Alors qu’il modifie sa capacité, United a retiré le 737 Max 10, qui n’a pas encore été certifié, de son futur plan de flotte. Il dispose de 150 unités en commande.
United a également de nouveaux avions de son rival Airbus à espérer dans les années à venir, notamment son premier A321XLR en 2026.
Patrick Quayle, vice-président directeur de la planification du réseau mondial et des alliances chez United, a précédemment déclaré à BI que la compagnie aérienne prévoyait de remplacer ses Boeing 757 vieillissants par l’A321XLR et de voler vers de nouvelles destinations, comme le nord de l’Italie et l’Afrique de l’Ouest.
Cet afflux d’avions à fuselage étroit pourrait aider United à réduire ses coûts et à rendre la compagnie aérienne encore plus compétitive.
La flotte de United permet diverses sources de revenus, notamment des cabines économiques de base et des cabines haut de gamme lucratives ; ce dernier est particulièrement lucratif car les voyages d’affaires restent en hausse.
Les analystes de Deutsche Bank ont déclaré que la marge avant impôts ajustée de 9,7% de United « reflète l’avantage de l’entreprise de diversifier ses revenus avec des clients haut de gamme, des clients de l’économie de base et des guerriers de la route nationaux ».
Les revenus premium de United au troisième trimestre, y compris la classe affaires Polaris et la classe économique premium, ont augmenté de 5 % d’une année sur l’autre.
L’économie de base a augmenté d’un cinquième, ce qui indique que les tarifs réduits de United ont probablement détourné certaines affaires des compagnies aériennes à bas prix qui ont du mal à conserver leurs clients qui préfèrent plus d’avantages lorsqu’ils voyagent.

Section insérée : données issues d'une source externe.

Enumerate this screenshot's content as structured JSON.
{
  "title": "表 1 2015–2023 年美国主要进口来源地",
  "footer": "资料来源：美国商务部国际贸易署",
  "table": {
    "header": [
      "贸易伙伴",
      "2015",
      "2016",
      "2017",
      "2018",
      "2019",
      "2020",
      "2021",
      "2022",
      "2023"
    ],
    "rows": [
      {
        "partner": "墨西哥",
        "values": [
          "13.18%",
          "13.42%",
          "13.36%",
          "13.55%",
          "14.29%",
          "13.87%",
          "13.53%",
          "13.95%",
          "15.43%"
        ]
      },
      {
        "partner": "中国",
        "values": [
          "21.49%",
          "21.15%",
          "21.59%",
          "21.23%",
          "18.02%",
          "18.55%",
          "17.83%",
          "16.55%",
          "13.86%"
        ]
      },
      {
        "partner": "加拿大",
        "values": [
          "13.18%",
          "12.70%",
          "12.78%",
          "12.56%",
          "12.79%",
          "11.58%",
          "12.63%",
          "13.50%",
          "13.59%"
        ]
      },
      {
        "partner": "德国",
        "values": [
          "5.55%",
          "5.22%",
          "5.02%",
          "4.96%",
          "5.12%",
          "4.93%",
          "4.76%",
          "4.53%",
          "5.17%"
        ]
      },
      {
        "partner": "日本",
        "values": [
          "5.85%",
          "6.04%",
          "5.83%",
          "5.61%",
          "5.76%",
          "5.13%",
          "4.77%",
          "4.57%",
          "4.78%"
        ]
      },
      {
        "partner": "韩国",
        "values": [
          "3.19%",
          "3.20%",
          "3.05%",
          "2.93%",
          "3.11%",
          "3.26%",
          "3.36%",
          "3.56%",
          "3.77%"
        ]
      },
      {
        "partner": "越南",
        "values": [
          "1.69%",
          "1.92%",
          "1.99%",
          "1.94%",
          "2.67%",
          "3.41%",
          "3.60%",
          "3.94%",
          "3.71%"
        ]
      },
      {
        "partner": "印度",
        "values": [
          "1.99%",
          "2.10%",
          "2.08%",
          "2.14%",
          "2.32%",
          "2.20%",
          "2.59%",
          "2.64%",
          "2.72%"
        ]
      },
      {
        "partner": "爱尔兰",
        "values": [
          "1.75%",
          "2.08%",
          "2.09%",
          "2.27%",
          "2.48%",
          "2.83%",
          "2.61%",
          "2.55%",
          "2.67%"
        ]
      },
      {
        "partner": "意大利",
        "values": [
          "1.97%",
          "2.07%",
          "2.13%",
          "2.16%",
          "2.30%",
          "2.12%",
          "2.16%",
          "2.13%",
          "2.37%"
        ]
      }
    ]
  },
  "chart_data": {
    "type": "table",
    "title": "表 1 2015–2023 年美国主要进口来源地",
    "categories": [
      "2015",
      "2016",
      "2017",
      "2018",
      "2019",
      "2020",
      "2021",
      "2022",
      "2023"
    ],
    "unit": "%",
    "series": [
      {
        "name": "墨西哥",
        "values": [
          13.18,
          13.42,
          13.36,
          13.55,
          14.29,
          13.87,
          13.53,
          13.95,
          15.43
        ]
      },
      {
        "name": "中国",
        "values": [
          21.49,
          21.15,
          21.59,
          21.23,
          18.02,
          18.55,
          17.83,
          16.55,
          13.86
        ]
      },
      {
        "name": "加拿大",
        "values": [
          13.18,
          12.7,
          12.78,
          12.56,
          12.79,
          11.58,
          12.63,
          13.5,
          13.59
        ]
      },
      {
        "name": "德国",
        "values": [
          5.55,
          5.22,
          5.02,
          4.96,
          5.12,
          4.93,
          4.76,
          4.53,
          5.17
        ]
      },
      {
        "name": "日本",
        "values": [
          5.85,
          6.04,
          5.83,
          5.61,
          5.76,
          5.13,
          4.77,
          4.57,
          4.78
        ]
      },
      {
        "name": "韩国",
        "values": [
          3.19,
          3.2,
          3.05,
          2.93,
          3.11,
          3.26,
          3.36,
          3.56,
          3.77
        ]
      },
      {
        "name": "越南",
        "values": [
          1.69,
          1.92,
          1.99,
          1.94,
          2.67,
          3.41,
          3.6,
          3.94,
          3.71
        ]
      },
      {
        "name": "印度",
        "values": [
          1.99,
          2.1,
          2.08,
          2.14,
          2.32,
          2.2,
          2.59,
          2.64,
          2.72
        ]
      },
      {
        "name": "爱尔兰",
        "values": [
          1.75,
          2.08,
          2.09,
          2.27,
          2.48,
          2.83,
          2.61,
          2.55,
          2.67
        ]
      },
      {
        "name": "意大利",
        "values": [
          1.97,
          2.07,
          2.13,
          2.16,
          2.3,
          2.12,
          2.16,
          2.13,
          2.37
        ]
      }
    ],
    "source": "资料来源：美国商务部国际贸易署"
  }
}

Le rachat d’actions signale des finances solides
Dans ses résultats du troisième trimestre, le bénéfice par action ajusté de United de 3,33 dollars a dépassé les estimations des analystes. Il a également annoncé son intention de racheter des actions pour 1,5 milliard de dollars.
« Nous souhaitons que ce rachat soit le début d’un retour de capital cohérent et discipliné, rythmé par notre capacité à générer des niveaux croissants de liquidités disponibles », a déclaré le directeur financier Michael Leskinen.
Johns a déclaré à BI qu’il s’agissait d’un autre signe des progrès de United pour devenir une action fiable de premier ordre alors qu’elle s’efforce de réduire son ratio dette/bénéfice.
« Je pense que c’est probablement le marché qui voit globalement les aspects positifs en termes de performances de la compagnie aérienne », a-t-il déclaré.
Lors d’une récente conférence téléphonique sur les résultats, le PDG d’United, Scott Kirby, a déclaré que la compagnie aérienne était convaincue depuis deux ans que l’industrie évoluait pour produire des marges plus élevées.
Les analystes de Deutsche Bank sont également optimistes : « Nous pensons que la solide dynamique des bénéfices se poursuivra au cours des deux prochaines années ».